Are you a jewelry lover that’s looking for something genuine? Or maybe you’d like to buy a quality gift for a loved one’s collection. Whatever the case may be, I’m here today to share with you five great tips for buying authentic Native American jewelry!

Tommy Jackson’s artist stamp

 Look for information about the artist. Their hallmark, or artist stamp can often be found inside or on the back of the jewelry piece. Even if the hallmark is indistinct or illegible, it’s still a sure sign that the product is handmade. Bright light and a magnifying glass are helpful for identifying an artist’s stamp. On rings and cuffs, the stamp is normally located on the inside; For Pendants, pins, and brooches look on the back; Necklaces may have their hallmark near the clasp; Handmade Navajo Pearls will often have the hallmark on one of the metal beads or near the clasp. They usually have a hook clasp as well. A lobster claw clasp indicates machine-made metal beads. These can still be of beautiful quality. However, if you’re looking for something handmade then the clasp is an excellent guideline.

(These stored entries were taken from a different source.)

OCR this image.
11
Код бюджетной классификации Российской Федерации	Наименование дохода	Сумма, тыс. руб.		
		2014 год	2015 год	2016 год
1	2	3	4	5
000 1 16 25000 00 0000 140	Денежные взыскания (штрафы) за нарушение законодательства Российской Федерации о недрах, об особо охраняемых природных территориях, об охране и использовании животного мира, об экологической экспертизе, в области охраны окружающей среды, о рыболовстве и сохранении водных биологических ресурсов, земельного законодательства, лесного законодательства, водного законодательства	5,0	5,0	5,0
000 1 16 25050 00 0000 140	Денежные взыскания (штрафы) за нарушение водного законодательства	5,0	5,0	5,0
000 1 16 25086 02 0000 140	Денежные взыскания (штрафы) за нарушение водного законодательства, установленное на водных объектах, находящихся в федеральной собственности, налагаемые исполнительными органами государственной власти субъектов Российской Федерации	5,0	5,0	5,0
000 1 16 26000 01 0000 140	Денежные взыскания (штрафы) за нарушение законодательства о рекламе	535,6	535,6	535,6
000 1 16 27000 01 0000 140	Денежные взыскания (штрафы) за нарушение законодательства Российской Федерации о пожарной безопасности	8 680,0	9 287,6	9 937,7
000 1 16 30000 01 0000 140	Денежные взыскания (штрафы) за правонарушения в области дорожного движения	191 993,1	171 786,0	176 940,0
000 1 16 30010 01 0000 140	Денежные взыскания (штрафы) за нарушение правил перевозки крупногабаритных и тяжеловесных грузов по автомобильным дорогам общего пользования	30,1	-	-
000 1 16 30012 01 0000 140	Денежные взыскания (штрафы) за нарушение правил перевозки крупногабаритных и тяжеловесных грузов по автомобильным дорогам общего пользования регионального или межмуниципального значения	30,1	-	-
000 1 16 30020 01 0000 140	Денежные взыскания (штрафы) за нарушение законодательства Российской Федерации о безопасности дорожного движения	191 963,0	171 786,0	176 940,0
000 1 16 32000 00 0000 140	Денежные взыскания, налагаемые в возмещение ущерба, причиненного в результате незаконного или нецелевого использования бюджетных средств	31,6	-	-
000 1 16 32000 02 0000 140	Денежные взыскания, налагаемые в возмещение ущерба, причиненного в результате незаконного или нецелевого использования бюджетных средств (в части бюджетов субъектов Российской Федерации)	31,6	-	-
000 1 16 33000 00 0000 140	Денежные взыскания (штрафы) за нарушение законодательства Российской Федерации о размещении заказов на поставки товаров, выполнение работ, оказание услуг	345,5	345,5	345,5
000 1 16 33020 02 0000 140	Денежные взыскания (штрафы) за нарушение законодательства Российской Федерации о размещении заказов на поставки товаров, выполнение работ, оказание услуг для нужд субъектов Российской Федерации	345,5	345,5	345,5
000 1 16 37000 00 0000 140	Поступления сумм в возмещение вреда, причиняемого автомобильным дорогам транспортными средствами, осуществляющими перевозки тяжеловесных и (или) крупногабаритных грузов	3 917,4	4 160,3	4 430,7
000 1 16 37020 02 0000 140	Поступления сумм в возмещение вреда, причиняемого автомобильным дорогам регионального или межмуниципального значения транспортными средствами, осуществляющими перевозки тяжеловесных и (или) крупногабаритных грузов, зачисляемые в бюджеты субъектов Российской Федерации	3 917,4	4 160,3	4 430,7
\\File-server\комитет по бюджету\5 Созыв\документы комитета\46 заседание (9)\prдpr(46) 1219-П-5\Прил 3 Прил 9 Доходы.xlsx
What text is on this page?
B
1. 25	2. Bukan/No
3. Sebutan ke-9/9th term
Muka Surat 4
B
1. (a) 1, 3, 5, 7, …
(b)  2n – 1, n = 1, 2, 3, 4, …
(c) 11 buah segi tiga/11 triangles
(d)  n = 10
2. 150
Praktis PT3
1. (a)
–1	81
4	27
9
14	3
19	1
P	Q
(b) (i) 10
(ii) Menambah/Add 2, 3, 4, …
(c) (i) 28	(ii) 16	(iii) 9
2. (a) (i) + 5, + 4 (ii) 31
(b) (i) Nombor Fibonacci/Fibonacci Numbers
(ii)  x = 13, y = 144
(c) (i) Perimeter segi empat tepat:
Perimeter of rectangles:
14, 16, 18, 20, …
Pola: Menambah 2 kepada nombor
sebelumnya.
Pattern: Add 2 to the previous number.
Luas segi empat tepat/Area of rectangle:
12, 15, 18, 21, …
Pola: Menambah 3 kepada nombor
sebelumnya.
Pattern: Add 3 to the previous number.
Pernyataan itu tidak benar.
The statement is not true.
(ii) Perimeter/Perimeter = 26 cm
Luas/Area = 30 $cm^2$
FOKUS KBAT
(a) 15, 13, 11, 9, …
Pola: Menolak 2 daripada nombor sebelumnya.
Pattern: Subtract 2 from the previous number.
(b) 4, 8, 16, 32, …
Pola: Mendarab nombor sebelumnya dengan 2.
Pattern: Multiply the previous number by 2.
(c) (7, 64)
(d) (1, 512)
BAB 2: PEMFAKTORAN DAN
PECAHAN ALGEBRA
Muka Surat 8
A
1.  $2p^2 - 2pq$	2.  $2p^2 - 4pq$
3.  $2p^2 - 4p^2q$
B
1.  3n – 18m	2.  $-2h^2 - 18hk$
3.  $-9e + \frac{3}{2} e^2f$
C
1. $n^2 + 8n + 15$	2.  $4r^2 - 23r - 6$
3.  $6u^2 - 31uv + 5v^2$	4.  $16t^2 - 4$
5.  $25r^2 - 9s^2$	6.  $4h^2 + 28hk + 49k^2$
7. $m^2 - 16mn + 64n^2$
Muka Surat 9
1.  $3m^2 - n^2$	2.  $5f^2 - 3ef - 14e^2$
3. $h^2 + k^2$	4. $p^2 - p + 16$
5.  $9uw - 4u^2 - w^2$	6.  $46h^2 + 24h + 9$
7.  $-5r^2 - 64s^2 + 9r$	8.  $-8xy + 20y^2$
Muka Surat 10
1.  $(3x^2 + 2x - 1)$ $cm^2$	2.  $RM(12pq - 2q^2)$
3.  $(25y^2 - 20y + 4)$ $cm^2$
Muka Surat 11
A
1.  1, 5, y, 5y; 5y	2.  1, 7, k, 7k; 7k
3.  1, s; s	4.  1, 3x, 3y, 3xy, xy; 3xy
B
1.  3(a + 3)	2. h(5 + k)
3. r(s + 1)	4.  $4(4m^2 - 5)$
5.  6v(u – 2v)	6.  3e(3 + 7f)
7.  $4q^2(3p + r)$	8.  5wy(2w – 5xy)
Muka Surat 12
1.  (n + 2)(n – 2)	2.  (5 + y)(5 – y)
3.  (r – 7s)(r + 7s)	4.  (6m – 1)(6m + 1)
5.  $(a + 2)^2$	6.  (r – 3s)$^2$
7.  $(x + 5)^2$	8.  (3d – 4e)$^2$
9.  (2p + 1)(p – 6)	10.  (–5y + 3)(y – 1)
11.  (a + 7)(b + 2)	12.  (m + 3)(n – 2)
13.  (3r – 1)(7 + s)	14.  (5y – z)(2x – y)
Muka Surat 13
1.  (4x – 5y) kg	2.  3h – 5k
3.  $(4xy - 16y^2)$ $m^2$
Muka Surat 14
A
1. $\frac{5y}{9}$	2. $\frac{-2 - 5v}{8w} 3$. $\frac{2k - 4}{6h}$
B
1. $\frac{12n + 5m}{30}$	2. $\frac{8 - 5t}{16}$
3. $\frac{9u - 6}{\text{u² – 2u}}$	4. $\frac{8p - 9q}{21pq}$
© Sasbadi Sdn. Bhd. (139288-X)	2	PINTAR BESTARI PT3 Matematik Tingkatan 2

Navajo Pearls: sterling silver hook clasp

Know your metals! Sterling is one of the most common types of metal you’ll see in Native American jewelry. Its hallmark will either say Sterling Silver, Sterling, 925, 925/100, or 92.5%. You may wonder what the number 925 refers to, and that’s the fact that sterling is 92.5% pure. Any more silver content and the metal would be too delicate for jewelry. If you’re still unsure, another easy trick is to use a magnet. If it sticks, it’s not sterling. Nickel silver or German silver is also seen from time to time. This alloy is made up of copper, zinc, and nickel and is much harder and more lightweight than Sterling Silver. It makes for a long-lasting and more durable piece. It’s also much less expensive than sterling silver. Vintage Native American jewelry was often made from melted-down coins. Copper and gold are also seen occasionally.


Genuine amethyst

Learn to identify real vs. fake gemstones. Knowing what to look for when it comes to gems, minerals, and shells can help you to find the most authentic pieces. That’s not to say that unnatural stones and shells don’t have their place. Some lab-created stones like opal and cubic zirconia are highly comparable to their natural counterparts. Durability, affordability, vividness, and environmental concerns are all pros to man-made products. However, if you’re looking for a beautiful turquoise statement piece, you may want to identify whether or not it’s the real thing. The first step is to get to know the stones and shells you’ll be dealing with. Turquoise, lapis, jet, onyx, mother of pearl, spiny oyster, and coral are all very common. Learn to identify coloring, reflectivity, hardness, banding, inclusions, matrices, or flaws. Bright lighting and a magnifying glass will help you here. Howlite is often mistaken for turquoise. An easy way to tell is to perform the scratch test. Howlite is only 3.5 on the MOHS hardness scale. It will scratch relatively easily. A quality piece of turquoise is between a 5-6 and will not scratch so easily. This type of testing is only appropriate for jewelry that belongs to you. Pay attention to the weight. A hearty chunk of turquoise is going to be much heavier than colored resin/plastic. Lastly, look out for color. Dyed gems tend to be very vivid and showcase colors not normally found in nature. Anything overly smooth, vivid, and lightweight is usually not of the earth. The last indicator is the price! Genuine stones will always be more expensive than man-made ones. 


Pickle Barrel Trading Post, Globe AZ

Be selective of where you buy. If you’re buying directly from the jeweler, there is virtually no need to worry about receiving low-quality or inauthentic products. Another reliable way of finding true Native-made pieces is to buy through a dealer who works directly with designers. Find out about their business. Longevity, inventory, and customer satisfaction are all things to look at. Ask them about some of the artists they showcase and what styles they carry.



    Beaded necklace by Kewa artist Priscilla Nieto

    Learn about different Native American jewelry styles! There are many rich and fascinating approaches to jewelry-making. Despite the fact that art is an ever-evolving, shared cultural joy, each tribe is known for their own flare and methodology. Squash blossoms and conchos are distinctly Navajo. The Hopi are famous for their fantastic silver overlay jewelry. The Kewa (Santo Domingo) are well recognized for their lapidary art; specifically bead-making and heishi (pronounced hee-shee) beadwork. The Zuni are well known for their intricate stonework. Petit point, needlepoint, clusterwork, inlay, and fetish beads are all styles popularized by the Zuni people. Navajo artists often work with similar styles.